New ICU may get dedicated air system

Patrick Ng
Patrick Ng
A new dedicated air conditioning system may be commissioned in an attempt to get the Southern District Health Board’s multimillion-dollar intensive care unit development fully open for patients.

Seven months since its planned opening date, and with no prospect of an imminent stage two opening, the potential solution to the department’s woes was unveiled by SDHB specialist services executive director Patrick Ng at a hospital advisory committee meeting yesterday.

The old hospital building’s antiquated ventilation system caused a four-month delay last year in opening stage one of the $14.8million project, a 12-bed ward.

Construction on stage 2, with a further 10 critical care beds, has been completed, and the ward should have opened at the start of the year.

It cannot be commissioned because the hospital building’s air handling system is unable to change the air in the new ward’s isolation rooms 14 times an hour.

Mr Ng said staff were regularly meeting engineers, but they had yet to find a way to get the existing air conditioning equipment to perform the task required of it.

"We are looking at building specific air conditioning plant just for the ICU," Mr Ng said.
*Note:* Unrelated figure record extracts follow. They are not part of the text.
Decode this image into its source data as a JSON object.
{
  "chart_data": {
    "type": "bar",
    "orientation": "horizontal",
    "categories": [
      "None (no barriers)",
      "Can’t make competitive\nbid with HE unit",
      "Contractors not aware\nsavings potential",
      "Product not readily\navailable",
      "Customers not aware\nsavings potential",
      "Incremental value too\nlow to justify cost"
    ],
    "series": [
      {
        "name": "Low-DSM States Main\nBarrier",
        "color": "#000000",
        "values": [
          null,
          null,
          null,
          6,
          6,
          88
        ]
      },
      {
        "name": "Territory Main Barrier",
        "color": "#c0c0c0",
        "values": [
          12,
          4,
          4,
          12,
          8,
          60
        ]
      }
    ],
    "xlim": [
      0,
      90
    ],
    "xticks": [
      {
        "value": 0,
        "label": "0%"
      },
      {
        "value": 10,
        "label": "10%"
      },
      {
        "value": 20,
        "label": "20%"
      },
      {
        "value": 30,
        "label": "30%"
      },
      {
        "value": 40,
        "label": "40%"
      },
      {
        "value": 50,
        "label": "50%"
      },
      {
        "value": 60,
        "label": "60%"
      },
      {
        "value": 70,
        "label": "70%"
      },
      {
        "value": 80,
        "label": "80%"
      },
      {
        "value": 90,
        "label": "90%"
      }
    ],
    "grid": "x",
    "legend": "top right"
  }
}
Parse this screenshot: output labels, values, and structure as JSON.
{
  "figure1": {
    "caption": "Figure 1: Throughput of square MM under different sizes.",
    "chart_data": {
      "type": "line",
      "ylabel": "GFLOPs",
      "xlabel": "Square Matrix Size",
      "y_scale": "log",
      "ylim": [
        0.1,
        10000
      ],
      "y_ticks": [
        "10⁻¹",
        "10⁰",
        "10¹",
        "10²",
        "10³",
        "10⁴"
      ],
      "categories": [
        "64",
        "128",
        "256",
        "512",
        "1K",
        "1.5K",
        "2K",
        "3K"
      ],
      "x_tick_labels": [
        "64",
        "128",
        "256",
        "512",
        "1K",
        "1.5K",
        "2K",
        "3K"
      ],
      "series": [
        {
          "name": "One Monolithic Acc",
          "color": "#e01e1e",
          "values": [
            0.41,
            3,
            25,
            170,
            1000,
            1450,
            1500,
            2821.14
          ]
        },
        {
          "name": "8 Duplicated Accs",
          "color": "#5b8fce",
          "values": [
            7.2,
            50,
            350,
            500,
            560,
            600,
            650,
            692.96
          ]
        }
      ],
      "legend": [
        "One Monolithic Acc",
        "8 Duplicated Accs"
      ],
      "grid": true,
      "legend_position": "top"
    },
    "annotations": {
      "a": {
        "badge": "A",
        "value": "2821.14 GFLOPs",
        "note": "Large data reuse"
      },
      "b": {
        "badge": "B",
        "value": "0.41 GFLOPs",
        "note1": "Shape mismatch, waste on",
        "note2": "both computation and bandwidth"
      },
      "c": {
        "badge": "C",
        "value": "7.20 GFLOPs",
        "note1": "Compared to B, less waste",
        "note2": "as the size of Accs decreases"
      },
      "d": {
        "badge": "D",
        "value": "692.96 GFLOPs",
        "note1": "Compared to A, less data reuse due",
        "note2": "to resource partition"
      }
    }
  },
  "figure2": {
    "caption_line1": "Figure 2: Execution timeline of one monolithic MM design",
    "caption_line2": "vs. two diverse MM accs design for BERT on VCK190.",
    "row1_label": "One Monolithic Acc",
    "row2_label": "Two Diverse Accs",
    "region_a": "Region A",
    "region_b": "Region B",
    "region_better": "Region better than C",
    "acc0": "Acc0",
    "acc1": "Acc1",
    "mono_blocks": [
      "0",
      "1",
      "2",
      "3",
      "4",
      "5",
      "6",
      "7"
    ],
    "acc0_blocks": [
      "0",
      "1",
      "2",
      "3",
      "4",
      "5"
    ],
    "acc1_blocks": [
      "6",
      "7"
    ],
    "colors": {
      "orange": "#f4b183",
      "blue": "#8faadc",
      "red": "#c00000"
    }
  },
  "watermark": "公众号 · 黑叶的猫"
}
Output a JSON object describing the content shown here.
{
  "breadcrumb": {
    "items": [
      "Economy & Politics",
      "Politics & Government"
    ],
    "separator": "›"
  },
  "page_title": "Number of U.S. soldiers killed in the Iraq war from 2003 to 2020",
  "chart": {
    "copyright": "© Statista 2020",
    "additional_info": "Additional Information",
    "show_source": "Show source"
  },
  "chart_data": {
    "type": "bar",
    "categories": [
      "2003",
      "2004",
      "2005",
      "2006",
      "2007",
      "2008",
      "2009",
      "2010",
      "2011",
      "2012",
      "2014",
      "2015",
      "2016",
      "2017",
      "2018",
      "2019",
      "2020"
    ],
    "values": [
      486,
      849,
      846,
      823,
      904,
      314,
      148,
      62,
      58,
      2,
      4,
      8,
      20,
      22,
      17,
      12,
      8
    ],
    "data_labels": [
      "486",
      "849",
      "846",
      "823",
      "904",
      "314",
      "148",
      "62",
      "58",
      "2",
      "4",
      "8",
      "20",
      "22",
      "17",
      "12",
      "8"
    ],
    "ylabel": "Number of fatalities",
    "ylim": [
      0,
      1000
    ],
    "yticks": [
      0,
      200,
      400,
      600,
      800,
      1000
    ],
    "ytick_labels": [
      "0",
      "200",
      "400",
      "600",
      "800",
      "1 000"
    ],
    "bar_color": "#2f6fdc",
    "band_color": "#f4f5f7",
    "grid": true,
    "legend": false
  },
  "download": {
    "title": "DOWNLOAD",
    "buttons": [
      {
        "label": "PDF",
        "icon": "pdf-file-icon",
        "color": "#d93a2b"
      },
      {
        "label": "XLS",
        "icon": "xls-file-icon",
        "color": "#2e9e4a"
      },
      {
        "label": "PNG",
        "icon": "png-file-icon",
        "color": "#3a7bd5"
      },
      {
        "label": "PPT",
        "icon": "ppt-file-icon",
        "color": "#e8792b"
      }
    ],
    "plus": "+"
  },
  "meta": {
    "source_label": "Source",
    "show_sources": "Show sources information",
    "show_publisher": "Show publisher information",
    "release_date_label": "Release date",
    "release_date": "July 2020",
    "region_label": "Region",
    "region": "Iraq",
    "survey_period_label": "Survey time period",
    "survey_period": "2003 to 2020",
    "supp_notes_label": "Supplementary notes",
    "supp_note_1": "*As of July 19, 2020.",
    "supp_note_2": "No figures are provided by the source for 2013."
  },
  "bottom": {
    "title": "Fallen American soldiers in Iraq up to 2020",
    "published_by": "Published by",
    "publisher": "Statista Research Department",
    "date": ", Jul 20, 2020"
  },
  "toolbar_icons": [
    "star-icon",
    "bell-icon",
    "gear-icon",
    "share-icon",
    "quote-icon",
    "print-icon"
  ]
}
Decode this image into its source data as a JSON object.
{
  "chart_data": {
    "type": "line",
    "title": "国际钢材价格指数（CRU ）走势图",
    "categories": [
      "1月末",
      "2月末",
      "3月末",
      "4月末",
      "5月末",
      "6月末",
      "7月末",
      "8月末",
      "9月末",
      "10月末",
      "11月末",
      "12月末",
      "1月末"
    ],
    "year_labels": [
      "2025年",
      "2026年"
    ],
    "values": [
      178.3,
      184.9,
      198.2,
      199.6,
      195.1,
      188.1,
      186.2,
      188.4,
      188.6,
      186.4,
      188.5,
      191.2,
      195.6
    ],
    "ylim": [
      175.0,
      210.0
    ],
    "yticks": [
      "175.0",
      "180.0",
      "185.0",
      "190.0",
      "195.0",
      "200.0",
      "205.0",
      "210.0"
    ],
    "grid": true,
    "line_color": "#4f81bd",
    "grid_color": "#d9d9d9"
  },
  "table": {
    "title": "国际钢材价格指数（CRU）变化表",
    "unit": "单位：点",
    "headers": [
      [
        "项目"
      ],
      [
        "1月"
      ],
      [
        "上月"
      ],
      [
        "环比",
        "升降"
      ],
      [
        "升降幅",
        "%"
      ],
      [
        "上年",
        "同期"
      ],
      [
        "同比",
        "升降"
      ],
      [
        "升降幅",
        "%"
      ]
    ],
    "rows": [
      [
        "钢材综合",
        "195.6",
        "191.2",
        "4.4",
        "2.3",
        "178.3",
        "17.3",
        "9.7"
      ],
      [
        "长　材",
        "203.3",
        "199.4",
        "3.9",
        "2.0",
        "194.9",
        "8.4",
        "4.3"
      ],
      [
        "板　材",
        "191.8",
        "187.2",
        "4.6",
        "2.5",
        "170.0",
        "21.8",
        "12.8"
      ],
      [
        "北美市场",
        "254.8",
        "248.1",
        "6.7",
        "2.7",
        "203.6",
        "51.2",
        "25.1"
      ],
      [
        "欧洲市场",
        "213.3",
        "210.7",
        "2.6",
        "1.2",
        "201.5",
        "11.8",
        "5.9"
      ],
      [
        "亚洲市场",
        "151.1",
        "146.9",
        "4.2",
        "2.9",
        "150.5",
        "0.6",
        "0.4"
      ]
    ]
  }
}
"What that would involve is putting new plant specifically for the ICU on the sixth floor and connecting the ducting for ICU to that new plant."

That would be complex, as the ward’s air handling system had already been connected to the under-performing main air conditioning plant, which services the whole hospital, he said.

"Our belief is, after talking to the general manager of buildings and property, that it is quite achievable to come [up] with an alternative design and reroute those systems to dedicated plant."

Design for the stand-alone air conditioning system would run parallel to efforts to get the existing system working properly, Mr Ng said.

He was unable to say what the air conditioning initiative might cost or, if it were approved, when the ward could open.

"We do not have a timeline for getting stage 2 open, but we have put an intense focus on that."

The situation is highly frustrating for the SDHB, which commissioned the ICU development to tide it over until it was able to move the unit into the new Dunedin hospital.

It has now lost eight months usage and counting of new, modern facilities.

The proposal will now be considered by the board’s audit and risk subcommittee.